Friday, November 27, 2009

Koreatown on DVD: West 32nd

West 32nd
Directed by Michael Kang
Pathfinder Entertainment


I have been to Manhattan’s fashionable Koreatown many times to hear jazz gigs, but I have never been harassed there by Korean gangsters. It must be my easy-going demeanor. Of course, I was not frequenting the exclusive room salons that appear to be entirely mobbed up in Michael Kang’s West 32nd (trailer here), now available on DVD.

Manhattan’s Koreatown is almost entirely a commercial district, directly adjacent to Herald Square. It is where Jin Ho Chun used to manage the syndicate’s elite salon rooms, before he was gunned down one fateful night, while his lover Suki Kim watched from the window above. She saw it all, but as a “geisha” like salon hostess, she is virtually an indentured servant and knows only a scant bit of English.

Attorney John Kim will want to talk to Suki. He has taken on the case of a teenager accused of Jin Ho’s murder. His plan was to sign up a winnable pro bono case to build his tony law firm’s standing in the Asian community, eventually parlaying a courtroom victory into a junior partnership. As counselor Kim investigates the case, he falls in with Mike Juhn, an ambitious Korean mob enforcer who briefly succeeded Jin Ho as manager of the salon rooms, only to be sabotaged by his own impulsiveness.

Though ostensibly working his case, Kim spends an awful lot of time hanging with Juhn’s crew in salon rooms, playing Korean drinking games, and wining & dining Lila Lee, the beautiful sister of his client. Nice work if you can get it. Of course, it is also more photogenic than filing briefs.

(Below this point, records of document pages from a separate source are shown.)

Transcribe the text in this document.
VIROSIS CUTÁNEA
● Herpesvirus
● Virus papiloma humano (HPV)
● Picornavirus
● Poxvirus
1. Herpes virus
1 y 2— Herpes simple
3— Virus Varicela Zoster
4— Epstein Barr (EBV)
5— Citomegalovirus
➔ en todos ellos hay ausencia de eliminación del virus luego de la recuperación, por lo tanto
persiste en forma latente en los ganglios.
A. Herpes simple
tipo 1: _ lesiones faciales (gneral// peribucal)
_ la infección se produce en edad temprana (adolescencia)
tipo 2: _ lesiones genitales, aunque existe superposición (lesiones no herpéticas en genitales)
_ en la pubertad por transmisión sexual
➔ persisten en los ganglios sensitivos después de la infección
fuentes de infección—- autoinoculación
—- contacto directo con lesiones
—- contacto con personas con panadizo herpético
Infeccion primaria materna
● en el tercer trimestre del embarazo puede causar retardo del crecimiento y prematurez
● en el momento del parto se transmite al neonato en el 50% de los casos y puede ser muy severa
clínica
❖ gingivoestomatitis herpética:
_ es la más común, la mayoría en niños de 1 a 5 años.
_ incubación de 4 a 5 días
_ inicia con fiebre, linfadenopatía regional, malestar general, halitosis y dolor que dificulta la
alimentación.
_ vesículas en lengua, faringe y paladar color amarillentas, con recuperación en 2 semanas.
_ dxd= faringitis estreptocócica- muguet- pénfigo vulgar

Recognizable from the new Star Trek reboot and TV’s Flashforward, John Cho has a much more terrestrial role in West 32nd as the striving attorney. While he is not terrible in the part, his character is not that swift on the uptake. Though the film’s lead, the bland Cho is largely upstaged by some strong supporting performances, including Jun Kim, who brings the proper mean streets intensity as Juhn. Grace Park is also quite engaging as the concerned sister. The film’s real standout though is the luminous Jane Kim, who conveys a nuanced vulnerability as the distressed Suki.

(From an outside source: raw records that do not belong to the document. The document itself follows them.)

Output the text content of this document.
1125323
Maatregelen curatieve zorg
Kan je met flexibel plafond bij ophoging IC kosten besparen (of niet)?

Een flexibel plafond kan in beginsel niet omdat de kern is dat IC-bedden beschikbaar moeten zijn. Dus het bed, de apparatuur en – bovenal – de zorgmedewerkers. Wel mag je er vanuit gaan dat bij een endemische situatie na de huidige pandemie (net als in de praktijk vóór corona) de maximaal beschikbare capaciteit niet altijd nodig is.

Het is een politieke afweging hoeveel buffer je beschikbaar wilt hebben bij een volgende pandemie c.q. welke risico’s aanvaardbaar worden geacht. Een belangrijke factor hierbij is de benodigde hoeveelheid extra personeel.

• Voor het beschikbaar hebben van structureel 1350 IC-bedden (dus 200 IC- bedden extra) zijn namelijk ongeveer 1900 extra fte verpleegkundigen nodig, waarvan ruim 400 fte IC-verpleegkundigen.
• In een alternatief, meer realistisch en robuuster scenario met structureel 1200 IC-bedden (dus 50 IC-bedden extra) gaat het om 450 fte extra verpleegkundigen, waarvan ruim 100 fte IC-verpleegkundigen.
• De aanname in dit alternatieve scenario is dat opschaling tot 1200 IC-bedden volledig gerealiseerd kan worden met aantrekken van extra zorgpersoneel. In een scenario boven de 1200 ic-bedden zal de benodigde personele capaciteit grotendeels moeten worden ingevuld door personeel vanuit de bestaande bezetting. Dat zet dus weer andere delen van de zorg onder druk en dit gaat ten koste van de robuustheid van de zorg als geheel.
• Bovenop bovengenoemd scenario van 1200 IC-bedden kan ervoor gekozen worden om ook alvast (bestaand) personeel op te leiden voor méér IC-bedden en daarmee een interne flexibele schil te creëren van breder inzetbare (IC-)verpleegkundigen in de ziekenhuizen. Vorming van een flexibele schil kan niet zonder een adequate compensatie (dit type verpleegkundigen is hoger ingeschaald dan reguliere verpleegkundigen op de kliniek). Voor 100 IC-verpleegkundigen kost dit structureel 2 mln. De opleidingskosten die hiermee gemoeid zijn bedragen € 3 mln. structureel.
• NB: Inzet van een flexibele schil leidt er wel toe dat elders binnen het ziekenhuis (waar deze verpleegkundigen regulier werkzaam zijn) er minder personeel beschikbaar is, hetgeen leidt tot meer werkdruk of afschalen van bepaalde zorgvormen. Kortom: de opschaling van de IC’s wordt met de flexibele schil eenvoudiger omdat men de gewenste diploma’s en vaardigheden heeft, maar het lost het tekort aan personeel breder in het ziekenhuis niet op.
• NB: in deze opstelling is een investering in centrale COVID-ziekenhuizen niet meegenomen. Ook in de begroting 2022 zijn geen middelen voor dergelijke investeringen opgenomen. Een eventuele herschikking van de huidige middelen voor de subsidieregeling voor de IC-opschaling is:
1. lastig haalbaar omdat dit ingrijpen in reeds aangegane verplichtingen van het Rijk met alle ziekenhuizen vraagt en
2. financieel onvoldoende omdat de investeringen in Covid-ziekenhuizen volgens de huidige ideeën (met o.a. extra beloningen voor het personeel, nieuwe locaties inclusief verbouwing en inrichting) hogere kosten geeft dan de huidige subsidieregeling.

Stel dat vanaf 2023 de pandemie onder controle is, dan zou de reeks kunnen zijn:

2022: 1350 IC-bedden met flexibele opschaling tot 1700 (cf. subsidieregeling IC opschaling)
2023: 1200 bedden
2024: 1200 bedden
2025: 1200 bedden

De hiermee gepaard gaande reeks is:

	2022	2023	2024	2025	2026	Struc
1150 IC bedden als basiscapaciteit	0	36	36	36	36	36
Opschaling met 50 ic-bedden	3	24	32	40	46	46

There are a lot of stupid gangster tricks in West 32nd, but it does present an intriguing picture of a supposedly pragmatic Korean crime syndicate. Despite the subservience of the room salon hostesses, West 32nd is not a sexually explicit film (that kind of thing does not go in salons). Yet, it still holds a certain voyeuristic fascination with the illicit gangster lifestyle. At least on DVD (which also includes Heather Park’s music video for “Leave Me to Dream,” a song from the film), it is an entertaining look at underground K-town, with some quite notable supporting turns.